En el proyecto, que está adherido al Programa Universitario Integral de Transición Energética, están involucrados seis académicos y cuatro estudiantes de CUTonalá.

 

Medición energética
El proyecto como etapa inicial incluyó, desde hace un mes, la instalación de 200 sensores en salas de junta, laboratorios y áreas administrativas, para medir en tiempo real la energía eléctrica que se consume.

“Al momento en que es encendido un aparato de aire acondicionado o una lámpara, por ejemplo, puede ser detectada la cantidad de energía gastada”, dijo el académico.

Hasta el momento hay cinco edificios monitoreados: el Instituto de Energías Renovables, la biblioteca, el área de Ciencias de la Salud, de Diseño de Artesanías y de Nutrición. Los datos son analizados en el mismo plantel para establecer comparativos entre los edificios. El propósito es cubrir otros seis edificios el próximo año.

Los datos arrojados por los sensores son de tipo estadístico, y la información sobre el consumo de energía será inyectada por hora, en un programa con código matemático, de tal manera que podrá predecirse cuánta energía se consumirá en un día determinado con base en los consumos históricos. A partir del próximo ciclo escolar, que inicia en agosto, participarán alumnos en ese objetivo, destacó el investigador.

Podrá también calcularse la irradiación del sol, para determinar cuánta energía producirá el huerto solar instalado en el plantel, que cuenta con mil 560 paneles fotovoltaicos, suficientes para cubrir el 90 por ciento de la energía que consume el centro, de acuerdo con información de Sergio Humberto Graf Montero, director del Instituto de Energías Renovables del CUTonalá.

Se cuenta también con una red de distribución subterránea, la cual es inyectada con la energía que producen los paneles, y ésta se distribuye a todos los edificios, destacó Coronado Mendoza.
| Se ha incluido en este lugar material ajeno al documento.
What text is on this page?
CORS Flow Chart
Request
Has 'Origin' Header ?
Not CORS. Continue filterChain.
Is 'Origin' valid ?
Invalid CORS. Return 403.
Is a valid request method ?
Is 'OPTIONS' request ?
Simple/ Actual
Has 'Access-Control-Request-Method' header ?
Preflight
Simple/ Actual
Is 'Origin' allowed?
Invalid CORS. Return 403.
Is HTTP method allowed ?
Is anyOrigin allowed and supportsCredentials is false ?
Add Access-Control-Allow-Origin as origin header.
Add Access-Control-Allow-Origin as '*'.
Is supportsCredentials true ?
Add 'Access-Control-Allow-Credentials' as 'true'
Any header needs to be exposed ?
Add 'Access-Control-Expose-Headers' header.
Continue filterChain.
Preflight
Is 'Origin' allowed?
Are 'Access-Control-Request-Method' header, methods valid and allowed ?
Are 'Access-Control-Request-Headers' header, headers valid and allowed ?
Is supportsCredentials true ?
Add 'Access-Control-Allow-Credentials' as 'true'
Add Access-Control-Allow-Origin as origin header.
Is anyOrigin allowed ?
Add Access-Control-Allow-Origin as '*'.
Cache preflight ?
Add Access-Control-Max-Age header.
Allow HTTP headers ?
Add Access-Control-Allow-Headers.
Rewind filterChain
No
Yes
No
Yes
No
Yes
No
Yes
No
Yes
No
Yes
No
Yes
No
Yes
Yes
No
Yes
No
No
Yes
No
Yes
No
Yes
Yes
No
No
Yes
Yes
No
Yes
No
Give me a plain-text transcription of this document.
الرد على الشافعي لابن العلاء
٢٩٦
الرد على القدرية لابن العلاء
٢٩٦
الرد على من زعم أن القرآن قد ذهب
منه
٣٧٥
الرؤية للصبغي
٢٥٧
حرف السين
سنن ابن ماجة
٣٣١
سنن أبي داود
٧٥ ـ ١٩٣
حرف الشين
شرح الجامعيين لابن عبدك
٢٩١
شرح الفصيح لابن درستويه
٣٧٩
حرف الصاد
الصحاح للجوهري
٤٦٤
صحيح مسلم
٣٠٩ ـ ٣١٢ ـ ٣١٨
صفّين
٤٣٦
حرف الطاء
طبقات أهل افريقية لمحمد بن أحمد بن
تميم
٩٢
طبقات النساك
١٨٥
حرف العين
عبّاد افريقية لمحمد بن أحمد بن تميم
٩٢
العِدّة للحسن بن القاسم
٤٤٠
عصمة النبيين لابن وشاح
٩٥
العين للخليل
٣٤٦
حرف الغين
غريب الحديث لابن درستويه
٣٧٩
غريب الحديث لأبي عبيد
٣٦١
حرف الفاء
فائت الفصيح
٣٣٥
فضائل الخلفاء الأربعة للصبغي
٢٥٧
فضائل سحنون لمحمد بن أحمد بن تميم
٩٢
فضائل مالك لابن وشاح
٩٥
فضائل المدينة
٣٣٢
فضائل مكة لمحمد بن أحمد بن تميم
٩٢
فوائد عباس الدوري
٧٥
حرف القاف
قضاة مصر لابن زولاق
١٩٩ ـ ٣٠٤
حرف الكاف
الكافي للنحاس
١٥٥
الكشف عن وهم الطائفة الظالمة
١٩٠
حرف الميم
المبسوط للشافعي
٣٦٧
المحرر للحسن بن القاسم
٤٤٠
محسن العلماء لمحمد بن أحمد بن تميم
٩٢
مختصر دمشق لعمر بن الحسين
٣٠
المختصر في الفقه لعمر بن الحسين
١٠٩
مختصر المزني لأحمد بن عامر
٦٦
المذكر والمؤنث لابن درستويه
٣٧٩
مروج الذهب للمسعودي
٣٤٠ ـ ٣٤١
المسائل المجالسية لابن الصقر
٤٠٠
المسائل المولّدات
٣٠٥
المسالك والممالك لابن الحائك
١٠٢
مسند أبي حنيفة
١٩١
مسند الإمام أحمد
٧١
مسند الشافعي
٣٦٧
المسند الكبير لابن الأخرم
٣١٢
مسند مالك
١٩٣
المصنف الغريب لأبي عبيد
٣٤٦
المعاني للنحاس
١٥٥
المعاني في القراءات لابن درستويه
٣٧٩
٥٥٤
A cada edificio del CUTonalá está asignando un inversor de los diez ya instalados. Toda la energía producida por cada uno de éstos y destinada a determinado edificio, es la que  deberá consumir o menos, explicó.
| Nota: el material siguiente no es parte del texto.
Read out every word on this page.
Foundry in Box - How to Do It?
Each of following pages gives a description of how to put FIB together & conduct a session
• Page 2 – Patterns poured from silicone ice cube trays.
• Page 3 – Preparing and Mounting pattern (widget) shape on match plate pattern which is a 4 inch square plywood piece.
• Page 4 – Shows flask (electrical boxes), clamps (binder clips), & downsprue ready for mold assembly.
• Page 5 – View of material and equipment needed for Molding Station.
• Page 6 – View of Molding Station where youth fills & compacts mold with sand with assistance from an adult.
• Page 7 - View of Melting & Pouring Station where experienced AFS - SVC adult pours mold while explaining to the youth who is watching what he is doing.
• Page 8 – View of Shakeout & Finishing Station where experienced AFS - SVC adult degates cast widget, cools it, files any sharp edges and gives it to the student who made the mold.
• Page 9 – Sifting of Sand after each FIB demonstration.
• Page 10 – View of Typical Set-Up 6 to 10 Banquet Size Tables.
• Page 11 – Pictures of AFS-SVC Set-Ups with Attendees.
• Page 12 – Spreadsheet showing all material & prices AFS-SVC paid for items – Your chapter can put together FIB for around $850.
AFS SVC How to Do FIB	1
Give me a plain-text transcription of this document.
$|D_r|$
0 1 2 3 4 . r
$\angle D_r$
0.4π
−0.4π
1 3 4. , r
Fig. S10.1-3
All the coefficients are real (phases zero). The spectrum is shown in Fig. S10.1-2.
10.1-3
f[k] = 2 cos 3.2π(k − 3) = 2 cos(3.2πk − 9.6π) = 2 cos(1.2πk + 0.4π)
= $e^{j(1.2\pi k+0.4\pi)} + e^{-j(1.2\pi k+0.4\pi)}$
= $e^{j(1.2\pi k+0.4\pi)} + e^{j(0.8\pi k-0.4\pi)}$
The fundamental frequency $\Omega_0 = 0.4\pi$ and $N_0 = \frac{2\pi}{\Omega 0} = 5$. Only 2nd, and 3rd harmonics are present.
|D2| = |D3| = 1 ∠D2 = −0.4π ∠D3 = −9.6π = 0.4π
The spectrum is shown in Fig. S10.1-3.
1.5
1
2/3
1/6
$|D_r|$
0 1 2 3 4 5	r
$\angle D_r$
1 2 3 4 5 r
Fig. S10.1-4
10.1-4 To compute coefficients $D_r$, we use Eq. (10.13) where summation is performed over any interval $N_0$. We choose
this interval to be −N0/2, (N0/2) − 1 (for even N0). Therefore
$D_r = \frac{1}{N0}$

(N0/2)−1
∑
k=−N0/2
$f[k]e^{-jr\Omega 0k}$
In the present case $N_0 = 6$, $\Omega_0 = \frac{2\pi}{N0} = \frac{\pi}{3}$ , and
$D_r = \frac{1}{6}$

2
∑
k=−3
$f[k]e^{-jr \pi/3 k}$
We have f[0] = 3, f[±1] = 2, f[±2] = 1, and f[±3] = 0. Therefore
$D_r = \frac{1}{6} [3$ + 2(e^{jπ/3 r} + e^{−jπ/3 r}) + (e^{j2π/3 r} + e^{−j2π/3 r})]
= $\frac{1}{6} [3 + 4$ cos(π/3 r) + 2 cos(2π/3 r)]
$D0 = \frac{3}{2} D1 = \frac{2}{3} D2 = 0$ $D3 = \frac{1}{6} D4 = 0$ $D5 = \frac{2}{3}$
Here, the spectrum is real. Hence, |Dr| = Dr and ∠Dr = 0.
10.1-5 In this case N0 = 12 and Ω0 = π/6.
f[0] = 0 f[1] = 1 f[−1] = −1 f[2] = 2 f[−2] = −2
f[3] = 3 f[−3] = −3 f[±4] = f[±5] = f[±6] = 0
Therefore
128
La asignación de inversores a cada edificio podría concluir en este periodo vacacional de verano, que termina el 12 de agosto.

Mercado interno energético
El investigador Alberto Coronado Mendoza dijo que estas estrategias serán las bases para crear en el plantel un mercado interno de energía, con su moneda de cambio virtual, sin valor económico, el “WATcoin”; de tal manera que si un inversor asignado a un edifico genera más energía de la que consume, ese exceso se pone “a la venta” para que otro edificio la compre mediante una transacción virtual.

Si el consumo de energía en un edificio fue menor en comparación con lo producido por su inversor, se planean incentivos para los usuarios de dicho edificio; por ejemplo, podrán asistir a una función de la Cineteca, a un concierto de la Orquesta de Cámara del CUTonalá o a un picnic, subrayó.

Aclaró que para los edificios que más consuman y no cumplan las metas de ahorro de energía se establecería un sistema de “castigos”, que consisten en la prestación de algún servicio social, ya sea participar en la producción de composta, trabajar en el huerto ecológico del plantel, sembrar y cuidar árboles.

En el CUTonalá, además, se propicia la producción de tecnología ahorradora de energía entre los estudiantes de pregrado y posgrado. Éstos podrían diseñar y hacer sensores para ser utilizados en el centro universitario y sustituir a los que se compran de manera externa.

Además se busca incentivar a los estudiantes para que incuben un negocio y lograr desarrollarlo para que en dos o tres años esté su producto en el mercado.

Ya trabajan en propuestas enfocadas en el control de demanda energética para la generación de prototipos o monitoreo de energía, control energético, desarrollo de aplicaciones, entre otros.

Del 26 al 28 de septiembre habrá presentación de propuestas por parte de los estudiantes.